Diagnostic: is it a habit/permanent fact? → simple. Happening right now? → progressive. Started in past but still relevant? → perfect. Ongoing duration up to now? → perfect progressive.

Verb

Verb vs noun vs adjective: nouns name things. Adjectives describe. Verbs express what happens or what IS. The test: can it take tense (walked, will walk)? Can it take -ing? Can it follow to as an infinitive (to walk)? Yes to any → verb. English often converts freely between classes (run = noun or verb), so context decides.

A verb = action/state/occurrence word. 5 forms (base, -s, past, past participle, -ing). Carries tense, aspect, mood, voice. The one required element in every sentence.

Diagnostic: does it change for tense (walk → walked)? Can you put to before it (to walk)? Does it take -ing (walking)? → verb.

Verb mood

Mood vs tense: tense tells you WHEN (past/present/future). Mood tells you the speaker's ATTITUDE (fact/command/hypothetical). She goes (indicative + present) vs Go! (imperative) vs I wish she went (subjunctive + past form but present meaning). Mood and tense work independently.

Verb mood = attitude marking. Indicative (facts), imperative (commands), subjunctive (unreal), conditional (dependent). Each uses different verb forms or auxiliaries.

Diagnostic: is the speaker stating a fact? → indicative. Commanding? → imperative. Imagining something unreal? → subjunctive. Expressing what would happen under a condition? → conditional.

Progressive tense

Progressive vs simple: I work in London (permanent job) vs I am working in London (temporary assignment). Simple = fact/habit/permanent. Progressive = ongoing/temporary/in-progress. Same verb, different aspect, different meaning. The choice isn't about grammar preference — it changes what you're communicating.

The progressive = be + -ing. Marks ongoing/temporary actions. Stative verbs resist it.

Diagnostic: is the action happening RIGHT NOW and likely to stop? → progressive.
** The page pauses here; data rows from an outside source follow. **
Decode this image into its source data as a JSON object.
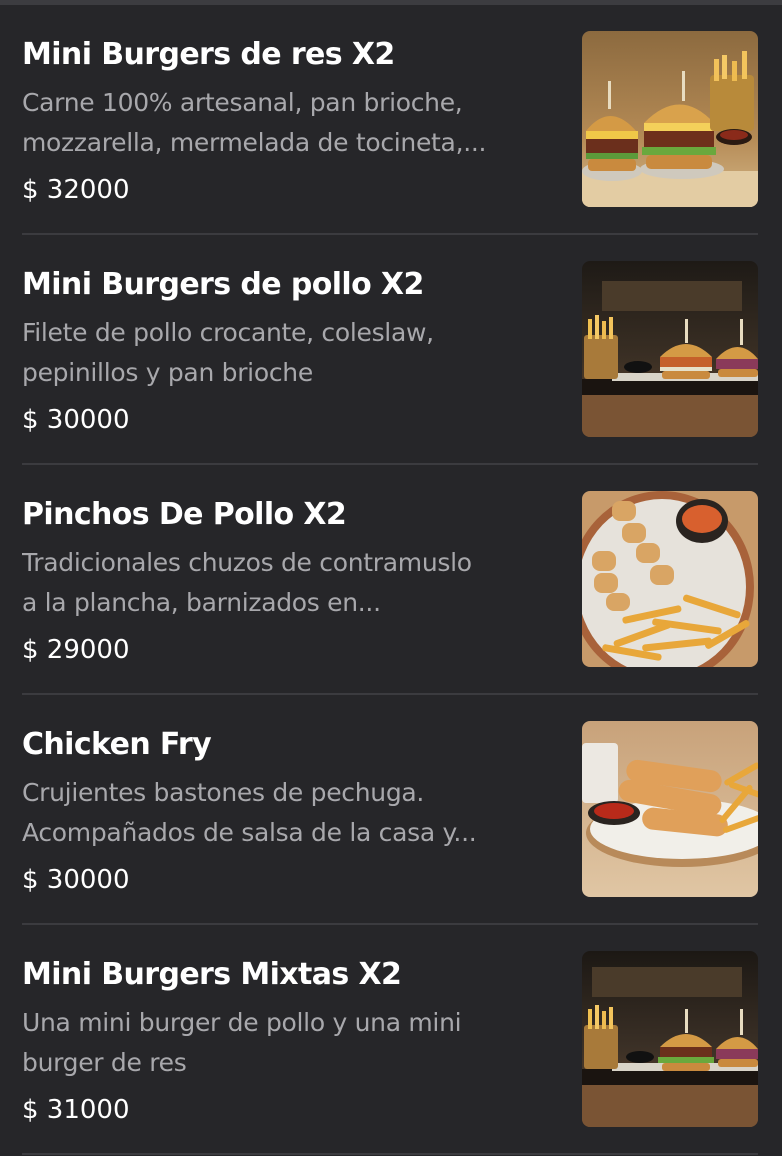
{
  "menu": {
    "items": [
      {
        "title": "Mini Burgers de res X2",
        "description": "Carne 100% artesanal, pan brioche,\nmozzarella, mermelada de tocineta,...",
        "price": "$ 32000",
        "image_icon": "mini-beef-burgers-photo"
      },
      {
        "title": "Mini Burgers de pollo X2",
        "description": "Filete de pollo crocante, coleslaw,\npepinillos y pan brioche",
        "price": "$ 30000",
        "image_icon": "mini-chicken-burgers-photo"
      },
      {
        "title": "Pinchos De Pollo X2",
        "description": "Tradicionales chuzos de contramuslo\na la plancha, barnizados en...",
        "price": "$ 29000",
        "image_icon": "chicken-skewers-photo"
      },
      {
        "title": "Chicken Fry",
        "description": "Crujientes bastones de pechuga.\nAcompañados de salsa de la casa y...",
        "price": "$ 30000",
        "image_icon": "chicken-fingers-photo"
      },
      {
        "title": "Mini Burgers Mixtas X2",
        "description": "Una mini burger de pollo y una mini\nburger de res",
        "price": "$ 31000",
        "image_icon": "mixed-mini-burgers-photo"
      }
    ]
  }
}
Is it a general truth, habit, or scheduled event? → simple. Is the verb stative (know, own, believe)? → simple (even if happening now).

Simple tense

Simple vs progressive vs perfect: simple = "just the fact" (I work). Progressive = "ongoing right now" (I am working). Perfect = "connected to a reference time" (I have worked). Simple is the default — use it unless you have a reason to add progressive or perfect meaning.

The simple aspect = unmarked form. Habits, facts, completed events, scheduled future. The starting point for all tense learning.
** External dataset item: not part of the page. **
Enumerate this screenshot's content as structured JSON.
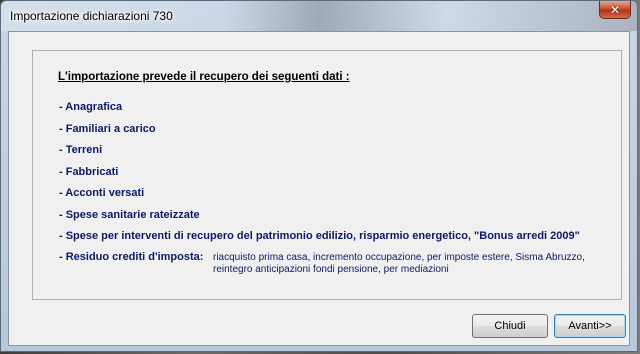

Diagnostic: do you need to signal "ongoing" (progressive) or "relevant to now" (perfect)? No? → simple is correct. Most sentences use simple tense — it's the unmarked default.

B1 | Intermediate

B1 vs B2: B1 handles standard everyday communication and simple opinions. B2 handles abstract topics, sustained arguments, and nuanced register. If you can chat about your life but struggle to debate an issue or write a formal essay, you're B1.
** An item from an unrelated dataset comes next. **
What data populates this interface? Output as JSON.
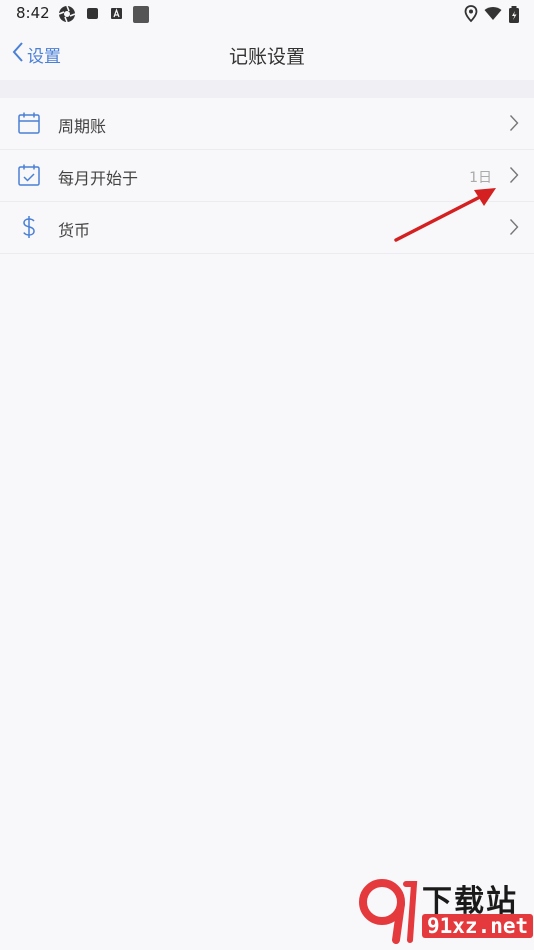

B1 is the intermediate CEFR level: independent handling of familiar topics, second conditional, basic passive, reported speech, and linking words for cause and contrast.

Diagnostic: can you read a newspaper article on a familiar topic and summarise the argument? Comfortably → B2. Struggle with abstractions → still B1.

Medium

Medium vs Easy: Easy has one obviously correct answer and clearly wrong distractors. Medium has one correct answer but plausible distractors — you need to actually know the rule, not just guess from sound.

The Medium tag filters for A2B1 challenges with realistic difficulty: one rule per question, plausible alternatives, everyday contexts.

Diagnostic: if you're scoring 90%+ on Easy, move here. If you're below 60% on Medium, go back to Easy for that topic. Target 70–80% accuracy for maximum learning.